Her daughter said: ‘She was clearly confused, both through age related memory and hearing loss and probably also as result of the head injury.
‘The hospital is clearly very understaffed and demand is through the roof but leaving a vulnerable old woman for so long in a corridor is totally unacceptable.
‘She wasn’t the only old person I saw in that corridor either, some in a worse state of confusion than mum. It’s like they are disposable, they have no dignity and this system has become the norm.
She added: ‘The staff are maybe hardened to it, maybe they have to be to be able to actually go to work each day.
‘What happens to old people who have no family nearby, to come and advocate or care for them during their wait to be admitted. It is truly shocking and it looks like it’s only going to get worse.’
Her grandmother stayed on the ward for another three weeks, before being discharged to a care home where she is currently staying.
A spokesperson for St Helens and Knowsley NHS Trust, which runs the hospital, said: ‘At times of great pressure, when demand exceeds the number of beds available to admit patients to the hospital, it is regrettable that there may be occasions where patients are cared for in stretcher triage for longer periods of time than we would wish.
‘This was unfortunately the case in April and demand was exceptionally high.
‘As with all other hospitals across the country, we have experienced a significant increase in demand for services over the last three years.
‘Whiston Hospital remains the busiest A&E, with the highest number of attendances in Cheshire and Merseyside.’

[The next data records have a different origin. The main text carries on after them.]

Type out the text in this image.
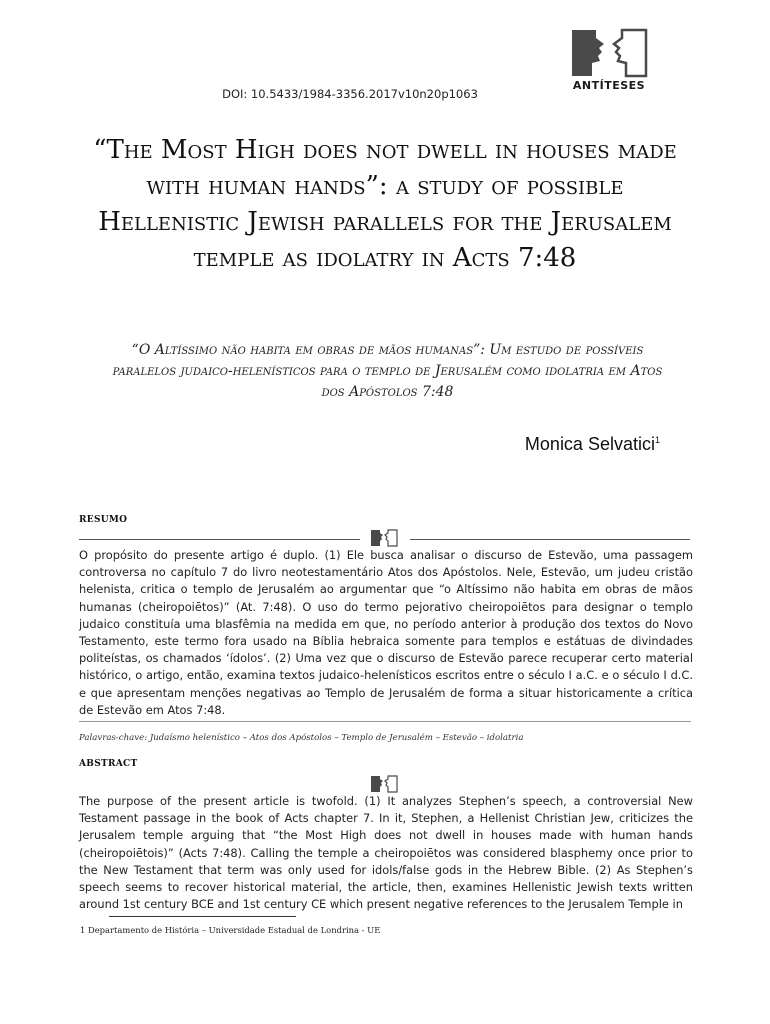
ANTÍTESES
DOI: 10.5433/1984-3356.2017v10n20p1063
“The Most High does not dwell in houses made with human hands”: a study of possible Hellenistic Jewish parallels for the Jerusalem temple as idolatry in Acts 7:48
“O Altíssimo não habita em obras de mãos humanas”: Um estudo de possíveis paralelos judaico-helenísticos para o templo de Jerusalém como idolatria em Atos dos Apóstolos 7:48
Monica Selvatici$^1$
RESUMO
O propósito do presente artigo é duplo. (1) Ele busca analisar o discurso de Estevão, uma passagem controversa no capítulo 7 do livro neotestamentário Atos dos Apóstolos. Nele, Estevão, um judeu cristão helenista, critica o templo de Jerusalém ao argumentar que “o Altíssimo não habita em obras de mãos humanas (cheiropoiētos)” (At. 7:48). O uso do termo pejorativo cheiropoiētos para designar o templo judaico constituía uma blasfêmia na medida em que, no período anterior à produção dos textos do Novo Testamento, este termo fora usado na Bíblia hebraica somente para templos e estátuas de divindades politeístas, os chamados ‘ídolos’. (2) Uma vez que o discurso de Estevão parece recuperar certo material histórico, o artigo, então, examina textos judaico-helenísticos escritos entre o século I a.C. e o século I d.C. e que apresentam menções negativas ao Templo de Jerusalém de forma a situar historicamente a crítica de Estevão em Atos 7:48.
Palavras-chave: Judaísmo helenístico – Atos dos Apóstolos – Templo de Jerusalém – Estevão – idolatria
ABSTRACT
The purpose of the present article is twofold. (1) It analyzes Stephen’s speech, a controversial New Testament passage in the book of Acts chapter 7. In it, Stephen, a Hellenist Christian Jew, criticizes the Jerusalem temple arguing that “the Most High does not dwell in houses made with human hands (cheiropoiētois)” (Acts 7:48). Calling the temple a cheiropoiētos was considered blasphemy once prior to the New Testament that term was only used for idols/false gods in the Hebrew Bible. (2) As Stephen’s speech seems to recover historical material, the article, then, examines Hellenistic Jewish texts written around 1st century BCE and 1st century CE which present negative references to the Jerusalem Temple in
1 Departamento de História – Universidade Estadual de Londrina - UE
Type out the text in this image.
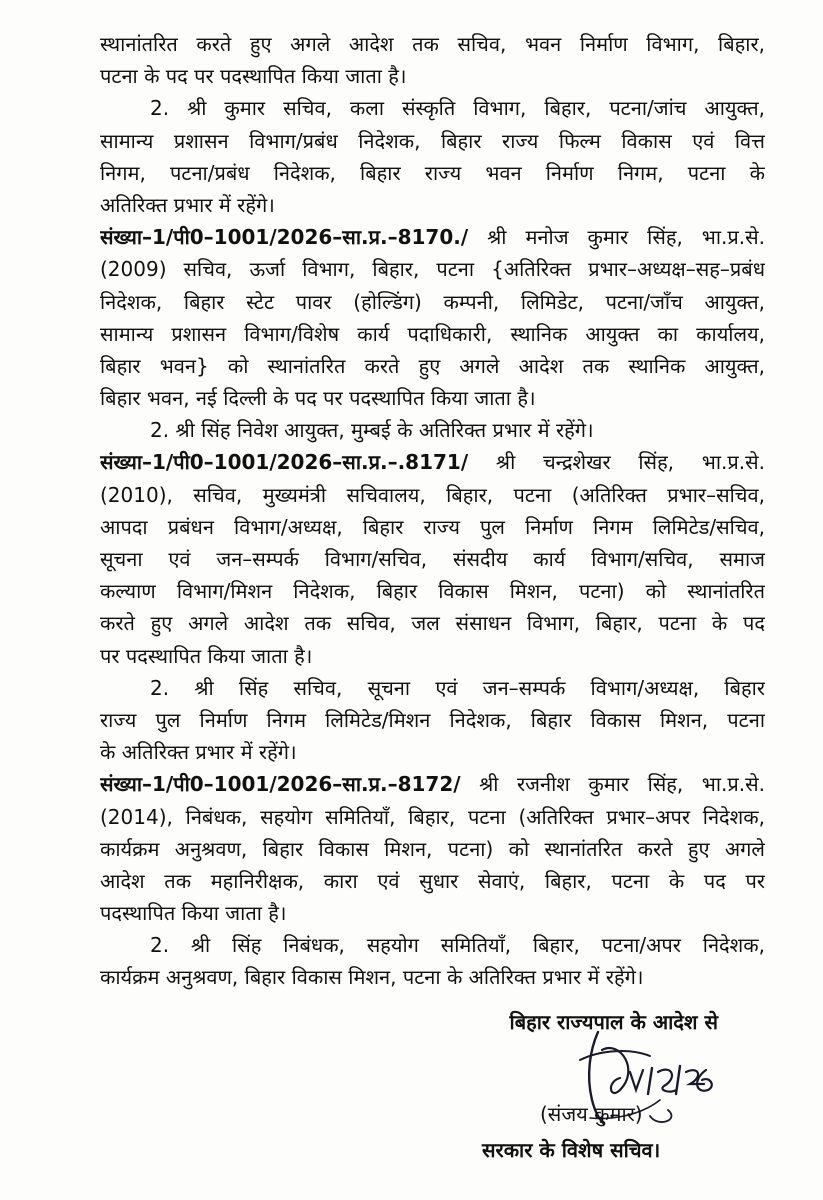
स्थानांतरित करते हुए अगले आदेश तक सचिव, भवन निर्माण विभाग, बिहार,
पटना के पद पर पदस्थापित किया जाता है।
2. श्री कुमार सचिव, कला संस्कृति विभाग, बिहार, पटना/जांच आयुक्त,
सामान्य प्रशासन विभाग/प्रबंध निदेशक, बिहार राज्य फिल्म विकास एवं वित्त
निगम, पटना/प्रबंध निदेशक, बिहार राज्य भवन निर्माण निगम, पटना के
अतिरिक्त प्रभार में रहेंगे।
संख्या–1/पी0–1001/2026–सा.प्र.–8170./ श्री मनोज कुमार सिंह, भा.प्र.से.
(2009) सचिव, ऊर्जा विभाग, बिहार, पटना {अतिरिक्त प्रभार–अध्यक्ष–सह–प्रबंध
निदेशक, बिहार स्टेट पावर (होल्डिंग) कम्पनी, लिमिडेट, पटना/जाँच आयुक्त,
सामान्य प्रशासन विभाग/विशेष कार्य पदाधिकारी, स्थानिक आयुक्त का कार्यालय,
बिहार भवन} को स्थानांतरित करते हुए अगले आदेश तक स्थानिक आयुक्त,
बिहार भवन, नई दिल्ली के पद पर पदस्थापित किया जाता है।
2. श्री सिंह निवेश आयुक्त, मुम्बई के अतिरिक्त प्रभार में रहेंगे।
संख्या–1/पी0–1001/2026–सा.प्र.–.8171/ श्री चन्द्रशेखर सिंह, भा.प्र.से.
(2010), सचिव, मुख्यमंत्री सचिवालय, बिहार, पटना (अतिरिक्त प्रभार–सचिव,
आपदा प्रबंधन विभाग/अध्यक्ष, बिहार राज्य पुल निर्माण निगम लिमिटेड/सचिव,
सूचना एवं जन–सम्पर्क विभाग/सचिव, संसदीय कार्य विभाग/सचिव, समाज
कल्याण विभाग/मिशन निदेशक, बिहार विकास मिशन, पटना) को स्थानांतरित
करते हुए अगले आदेश तक सचिव, जल संसाधन विभाग, बिहार, पटना के पद
पर पदस्थापित किया जाता है।
2. श्री सिंह सचिव, सूचना एवं जन–सम्पर्क विभाग/अध्यक्ष, बिहार
राज्य पुल निर्माण निगम लिमिटेड/मिशन निदेशक, बिहार विकास मिशन, पटना
के अतिरिक्त प्रभार में रहेंगे।
संख्या–1/पी0–1001/2026–सा.प्र.–8172/ श्री रजनीश कुमार सिंह, भा.प्र.से.
(2014), निबंधक, सहयोग समितियाँ, बिहार, पटना (अतिरिक्त प्रभार–अपर निदेशक,
कार्यक्रम अनुश्रवण, बिहार विकास मिशन, पटना) को स्थानांतरित करते हुए अगले
आदेश तक महानिरीक्षक, कारा एवं सुधार सेवाएं, बिहार, पटना के पद पर
पदस्थापित किया जाता है।
2. श्री सिंह निबंधक, सहयोग समितियाँ, बिहार, पटना/अपर निदेशक,
कार्यक्रम अनुश्रवण, बिहार विकास मिशन, पटना के अतिरिक्त प्रभार में रहेंगे।
बिहार राज्यपाल के आदेश से
(संजय कुमार)
सरकार के विशेष सचिव।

They added: ‘Patient safety is always our priority. At all times we ensure that nursing and medical staff maintain the highest levels of care during this unprecedented level of activity.
‘Our staff are responding to this increased pressure with exceptional professionalism and are working incredibly hard throughout the hospital to manage this demand.’
Her traumatic experience is the latest in a long line of excruciating A&E waits in England, with more than 19,000 patients attending casualty forced to wait at least 12 hours for a bed last month.
Pictured: Whiston Hospital in Merseyside
Data on A&E performance in May shows a 19,053 people were forced to wait 12 hours or more to be treated, three times longer than the NHS target. The figure is a fifth lower than last month. Less than three-quarters of patients were seen within the four-hour target of arriving at emergency departments, a slight recovery from last month but the third-lowest rate ever recorded
This was down by a fifth on the previous month — but emergency medics say NHS England statistics are a ‘gross under-representation’ of the actual crisis.
Campaign groups, MPs and senior medics say desperate patients are turning to emergency and walk-in services because they can’t get an appointment with their GP.
Staff shortages and the knock-on effects of the social care crisis and Covid-fuelled backlog are the other factors blamed for the pressures being felt in emergency care.
Many of the 10,000 bed-blockers within the NHS are elderly patients who cannot go back to their homes because extra support is not available or there are no nursing home places. It can cause overcrowding in casualty because the lack of space means patients cannot be moved onto wards.
The Government has, meanwhile, promised to make clearing the waits a priority, which doctors claim means the NHS’ finite amount of beds are taken up by patients having operations.